What happened
On 3/30/2019, New Zealand's domestic air traffic services experienced a 47-minute disruption. The outage originated at the Christchurch air traffic management centre, where controllers lost processed radar surveillance data on their screens. The system automatically transitioned to a degraded mode, and in some sectors, aircraft positions were displayed based on predicted flight plan data rather than live radar.
Simultaneously, the primary communication channels between controllers and pilots were interrupted, forcing the use of backup radio systems. The disruption also briefly affected controllers in Auckland. Despite the loss of primary surveillance and communication tools, 41 aircraft were in the air at the time; all landed safely, though two aircraft chose to return to their departure points.
The investigation
The investigation focused on why a single component failure caused a widespread loss of essential services. Investigators determined that the event began with the failure of a capacitor within an uninterruptable power supply (UPS) unit. This failure released conductive debris inside the unit, causing a short circuit that tripped a circuit breaker and cut power to the connected loads.
While the network equipment was designed with redundant power sources (System A and System B), the investigation found that the critical MPLS network equipment had been incorrectly wired. Both power supply connections for this equipment were plugged into the same UPS (System A) rather than being split between the two independent systems. This error meant that when the first UPS failed, the entire network lost power.
Findings
- The outage was triggered by a capacitor failure in a UPS unit.
- A short circuit caused by debris from the failed capacitor led to the loss of power to the primary network equipment.
- Essential network equipment was improperly connected to a single power source, negating the intended redundancy.

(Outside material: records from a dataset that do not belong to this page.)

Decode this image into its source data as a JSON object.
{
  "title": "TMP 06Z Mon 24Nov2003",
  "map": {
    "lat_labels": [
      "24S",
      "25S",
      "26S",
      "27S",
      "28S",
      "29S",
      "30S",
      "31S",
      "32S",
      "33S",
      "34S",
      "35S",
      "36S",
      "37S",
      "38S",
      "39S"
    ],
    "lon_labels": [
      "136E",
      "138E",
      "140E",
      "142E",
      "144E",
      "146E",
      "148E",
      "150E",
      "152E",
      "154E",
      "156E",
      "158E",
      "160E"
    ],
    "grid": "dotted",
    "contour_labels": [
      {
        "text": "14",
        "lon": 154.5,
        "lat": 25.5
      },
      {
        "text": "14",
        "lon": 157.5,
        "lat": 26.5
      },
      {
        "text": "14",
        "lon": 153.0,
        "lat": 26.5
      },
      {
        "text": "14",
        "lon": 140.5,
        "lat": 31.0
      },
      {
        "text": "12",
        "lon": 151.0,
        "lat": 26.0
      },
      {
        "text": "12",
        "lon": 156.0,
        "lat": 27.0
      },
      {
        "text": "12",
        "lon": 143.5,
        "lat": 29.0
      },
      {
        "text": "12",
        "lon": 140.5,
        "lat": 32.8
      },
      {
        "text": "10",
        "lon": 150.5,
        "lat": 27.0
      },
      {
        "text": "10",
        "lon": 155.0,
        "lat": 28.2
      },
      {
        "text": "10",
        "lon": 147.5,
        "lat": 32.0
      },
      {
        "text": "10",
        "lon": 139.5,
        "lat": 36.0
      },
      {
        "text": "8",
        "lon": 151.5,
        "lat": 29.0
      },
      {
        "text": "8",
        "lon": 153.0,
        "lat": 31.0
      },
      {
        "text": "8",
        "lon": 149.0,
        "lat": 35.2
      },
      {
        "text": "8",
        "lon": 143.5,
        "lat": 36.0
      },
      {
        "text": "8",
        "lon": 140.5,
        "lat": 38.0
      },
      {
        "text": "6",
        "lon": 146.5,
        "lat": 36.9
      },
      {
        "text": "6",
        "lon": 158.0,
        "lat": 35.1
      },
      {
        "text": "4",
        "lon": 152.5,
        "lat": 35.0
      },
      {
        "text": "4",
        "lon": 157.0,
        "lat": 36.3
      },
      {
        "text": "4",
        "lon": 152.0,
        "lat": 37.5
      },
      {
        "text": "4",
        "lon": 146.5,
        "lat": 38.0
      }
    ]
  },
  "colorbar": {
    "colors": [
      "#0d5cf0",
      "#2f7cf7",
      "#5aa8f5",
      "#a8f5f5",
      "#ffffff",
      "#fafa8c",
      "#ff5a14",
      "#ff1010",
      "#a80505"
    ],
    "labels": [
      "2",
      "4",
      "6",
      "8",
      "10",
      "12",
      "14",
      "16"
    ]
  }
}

- Maintenance procedures designed to identify such wiring errors had been deferred by management.
Safety action
Following the incident, Airways implemented several changes to prevent a recurrence, including moving network equipment to a new facility with physically separated power rooms. The organization also adopted a new color-coding standard for all UPS cables to make wiring errors easier to detect. Additionally, Airways updated its maintenance protocols to ensure regular power outage checks are performed to verify the integrity of dual power connections.